Balancing school, practice and a social life are important to most student-athletes, but for Ten Miller there’s an added dimension.
Miller is engaged to be married.
“I’ve never been the type of person to feel that there’s a specific time when you will find that special someone to spend the rest of your life with,” said Miller, 21, a sophomore physical education student from Detroit.
“And I am fortunate to have found that special person.”
Miller, the starting point guard on FAMU’s women’s basketball team, is also a full-time student and credits basketball for keeping her grounded.
“Basketball really helps me to stay on task in the classroom and on the basketball court,” Miller said. “If I wasn’t involved in basketball I probably would sit home and be a couch potato.”
Miller first displayed a passion for basketball at the age of nine. She participated in the Amateur Athletic Union girl’s summer basketball league for 11 years and was coached by her father.
“I enjoyed coaching Ten and it was a great experience for the both of us in helping her to become a good ball player,” said her father Joseph Miller.
Miller went on to star at St. Martin De Porres High School in Detroit where she scored over 1,000 points in her high-school career and was recognized as the “Who’s Who Among American High School Athletes” from 1999-2002.
Miller’s family and friends said she’s a compassionate and positive person.
“Ten is a very caring individual and she looks to find the best in any person she comes in contact with,” said her mother Noama Miller. “And she does not mind listening to your problems.”
Not only is Miller seen as a caring individual but her ability to lead has not gone unnoticed.
“Ten is a wonderful person and she displays good leadership qualities,” said women’s basketball coach Debra Clark.

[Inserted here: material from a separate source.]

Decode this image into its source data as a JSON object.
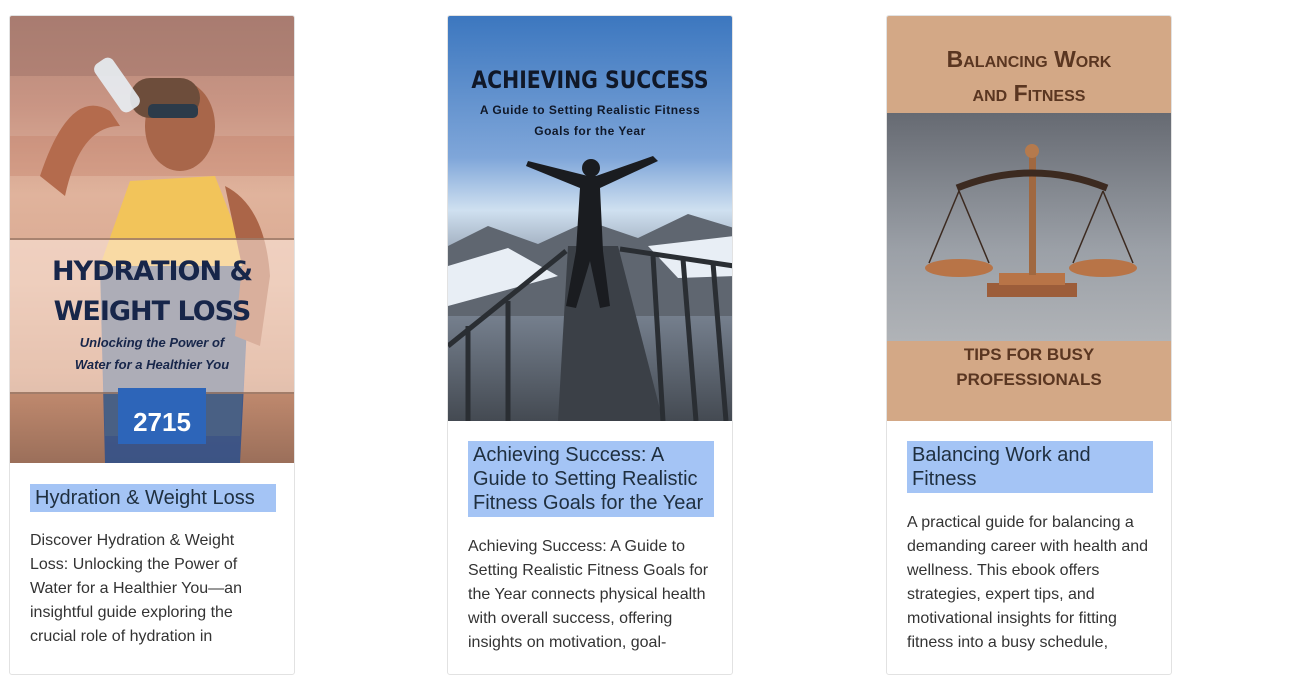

“She tries to get everyone involved and that shows signs of being a good leader.” Miller said she choose to attend FAMU because it was a wise decision.
“Coming to FAMU has been a good experience. I feel that FAMU has prepared me for life after basketball,” Miller said.
Miller said she plans to give back to youths after hanging up her sneakers.
“When my basketball career comes to an end I want to become a physical education teacher so that I can give back to the kids of our future,” Miller said.
“Being a mentor to children is something that I will truly love doing.”